Encore Michigan

Dracula leaves audience hungry for more

Review January 23, 2016 Tanya Gazdik

Nerve’s Dracula is not your typical staid dinner theatre production. That’s for sure.

With the subtitle of “Appetite Must Be Fed,” the unusual, immersive production definitely leaves the audience with questions and definitely wanting more.

Photo by Rick Lieder

Photo by Rick Lieder

Theater goers who prefer to sit down in a comfy chair to gape should stay home. From the moment you step into the lobby of the theater, which is actually not a theater at all, there is the promise of something much more.

Dracula takes place in the Izzy, a former mercantile building in Detroit’s historic Corktown neighborhood. There is no stage, and no fourth wall: the patrons are invited to sit at the table, while three vampires—terrifying Renfield, seductive Lucy, and Dracula himself—confront Jonathan Harker, played by Chris Jakob. At each performance, Jakob will decide whether Harker flees to safety, or stays to be consumed—and only he will know which way the action turns each night.

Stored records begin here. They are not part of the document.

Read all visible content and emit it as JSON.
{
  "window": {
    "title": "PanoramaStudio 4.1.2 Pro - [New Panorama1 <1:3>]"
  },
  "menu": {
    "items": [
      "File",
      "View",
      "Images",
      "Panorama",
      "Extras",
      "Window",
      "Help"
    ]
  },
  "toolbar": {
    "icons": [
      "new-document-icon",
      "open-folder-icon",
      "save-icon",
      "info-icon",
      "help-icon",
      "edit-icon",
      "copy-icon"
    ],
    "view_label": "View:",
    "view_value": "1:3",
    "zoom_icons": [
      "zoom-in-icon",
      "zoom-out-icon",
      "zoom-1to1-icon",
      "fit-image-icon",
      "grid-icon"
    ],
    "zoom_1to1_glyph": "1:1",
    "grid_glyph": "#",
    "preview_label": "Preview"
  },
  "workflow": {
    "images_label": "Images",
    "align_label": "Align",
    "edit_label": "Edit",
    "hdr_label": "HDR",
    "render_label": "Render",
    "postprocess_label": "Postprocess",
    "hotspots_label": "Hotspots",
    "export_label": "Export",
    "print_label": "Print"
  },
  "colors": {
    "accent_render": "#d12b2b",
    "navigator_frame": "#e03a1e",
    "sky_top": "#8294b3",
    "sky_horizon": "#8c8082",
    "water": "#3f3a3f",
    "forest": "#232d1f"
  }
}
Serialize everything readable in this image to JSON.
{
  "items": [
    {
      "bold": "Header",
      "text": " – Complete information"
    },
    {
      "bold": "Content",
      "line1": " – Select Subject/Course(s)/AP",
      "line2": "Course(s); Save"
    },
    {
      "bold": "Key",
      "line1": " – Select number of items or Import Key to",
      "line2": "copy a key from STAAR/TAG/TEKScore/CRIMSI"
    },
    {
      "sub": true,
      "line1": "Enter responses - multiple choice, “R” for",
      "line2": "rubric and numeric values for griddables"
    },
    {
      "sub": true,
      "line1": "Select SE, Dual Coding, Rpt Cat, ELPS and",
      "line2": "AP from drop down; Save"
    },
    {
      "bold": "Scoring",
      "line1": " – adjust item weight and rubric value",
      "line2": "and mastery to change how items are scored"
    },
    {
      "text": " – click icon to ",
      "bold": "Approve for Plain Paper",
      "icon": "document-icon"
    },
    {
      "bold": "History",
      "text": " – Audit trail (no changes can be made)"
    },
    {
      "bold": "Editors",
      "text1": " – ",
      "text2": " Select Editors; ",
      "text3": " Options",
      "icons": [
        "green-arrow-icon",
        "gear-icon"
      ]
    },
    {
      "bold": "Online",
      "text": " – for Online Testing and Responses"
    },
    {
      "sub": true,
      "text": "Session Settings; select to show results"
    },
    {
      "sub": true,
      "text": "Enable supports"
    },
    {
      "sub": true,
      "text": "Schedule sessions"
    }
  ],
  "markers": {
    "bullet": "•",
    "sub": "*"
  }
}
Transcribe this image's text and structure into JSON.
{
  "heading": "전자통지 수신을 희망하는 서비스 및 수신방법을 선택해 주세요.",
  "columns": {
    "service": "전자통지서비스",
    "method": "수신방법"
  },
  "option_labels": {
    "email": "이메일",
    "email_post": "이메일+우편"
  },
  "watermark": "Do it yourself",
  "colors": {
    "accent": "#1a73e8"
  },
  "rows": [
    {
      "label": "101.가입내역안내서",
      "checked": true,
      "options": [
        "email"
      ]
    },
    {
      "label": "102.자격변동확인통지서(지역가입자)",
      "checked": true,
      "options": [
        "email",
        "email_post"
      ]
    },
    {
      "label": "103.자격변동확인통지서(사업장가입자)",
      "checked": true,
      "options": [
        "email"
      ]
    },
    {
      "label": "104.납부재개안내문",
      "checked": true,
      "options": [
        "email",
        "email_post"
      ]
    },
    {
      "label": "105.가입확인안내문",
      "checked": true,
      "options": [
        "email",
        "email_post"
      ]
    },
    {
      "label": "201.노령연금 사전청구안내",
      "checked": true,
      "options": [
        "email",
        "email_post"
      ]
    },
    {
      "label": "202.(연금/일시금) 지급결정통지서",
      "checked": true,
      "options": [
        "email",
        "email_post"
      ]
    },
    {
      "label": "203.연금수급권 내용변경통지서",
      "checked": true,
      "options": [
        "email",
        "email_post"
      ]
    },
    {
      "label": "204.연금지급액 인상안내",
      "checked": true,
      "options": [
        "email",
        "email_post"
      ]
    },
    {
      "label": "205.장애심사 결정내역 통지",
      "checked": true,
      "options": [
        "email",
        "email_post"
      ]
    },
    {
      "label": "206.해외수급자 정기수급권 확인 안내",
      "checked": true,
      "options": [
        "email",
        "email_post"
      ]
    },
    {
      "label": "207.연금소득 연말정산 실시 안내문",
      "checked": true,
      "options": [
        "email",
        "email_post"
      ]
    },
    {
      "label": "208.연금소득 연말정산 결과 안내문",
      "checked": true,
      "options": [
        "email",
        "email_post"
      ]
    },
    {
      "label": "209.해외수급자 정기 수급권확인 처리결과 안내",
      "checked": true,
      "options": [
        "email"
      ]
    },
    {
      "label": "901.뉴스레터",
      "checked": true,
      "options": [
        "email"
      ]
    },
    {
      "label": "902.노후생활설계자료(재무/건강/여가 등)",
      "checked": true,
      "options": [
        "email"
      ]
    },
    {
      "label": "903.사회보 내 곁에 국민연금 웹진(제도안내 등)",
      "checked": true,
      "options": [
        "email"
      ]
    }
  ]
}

Award-winning writer/director Kathe Koja, winner of the Bram Stoker Award for her novel The Cipher, has adapted the Stoker classic as an immersive, site-specific event, and she believes that this tension makes the story more involving for the audience.

The tension begins immediately upon arriving at the theater. Audience members – who are treated as dinner guests and have been asked to wear black – wait in the vestibule, which becomes more and more crowded as more attendants arrive.

The production begins in what are essentially the storefront windows of the building. On one side, Lucy Westenra, played by the dashing Steve Xander Carson, prepares for the dinner by choosing attire and makeup, while abusing the servant who tries to assist. On the other side, a rabid Renfield, masterfully executed by Rachael Ahu Harbert, thrashes around in agony, as if trying to free himself from the straitjacket that restrains him. Only his fly collection offers him any solace.

Dracula is played by the delightfully androgynous Marisa Dluge, whose shaved head contrasts sharply with the makeup and women’s shoes she dons. Jakob is mesmerizing as Jonathan Harker, the hapless dinner guest who alternatives between fear and fascination with his hosts.

Lieder-Dracula_120116XThe audience/dinner guests are escorted from the vestibule into a lobby and then down a staircase, past curious scientific anatomy drawings and into a dungeon-like setting where a dinner table is set and Dracula sits on her throne at one end. There are four chairs at the table. Various audience members are instructed at various times to sit in the chairs, thus becoming honorary temporary cast members, albeit without lines of dialogue.

While not seated, audience members are free to wander around the dining room, perhaps moving closer in order to hear dialogue if necessary. The actors, particularly Renfield, seem to engage with every guest. The tension continues with audience members left to choose whether to stare at the characters in front of them, sometimes seeming to try to engage them, or to look away.

The equally creative costumes and performance installation were created by The Divine Iguana, with food stylings by Juniper Moore. The cliched images of Dracula are not to be found. Forget coffins, capes and fangs; think elaborate makeup and tight green lamé pants, which Lucy seems born to wear.

There is smoke, dim lighting, and sexual tension and mild violence. The audience spends most of the 50-minute performance standing. A lot is packed into that small window of time and it goes by quickly. That said, the intensity of the performance seems in direct proportion to the length of the play, so 50 minutes is plenty.

After the dinner party concludes, audience members are sternly told to “go!” by the brides (Miles Bond, Emily Fishman and Molly Schneider) and are ushered back up the stairs.

Before being dismissed, Koja thanks the attendees for coming to dinner and invites them to take a program and a fork, which includes a tag with a semi-clad torso on one side and the Nerve logo and “Appetite Must be Fed” on the other side. Clapping seems rude, as it would break the spell of the evening, but the participants do it anyway, to acknowledge the extraordinary experience they have been gifted with.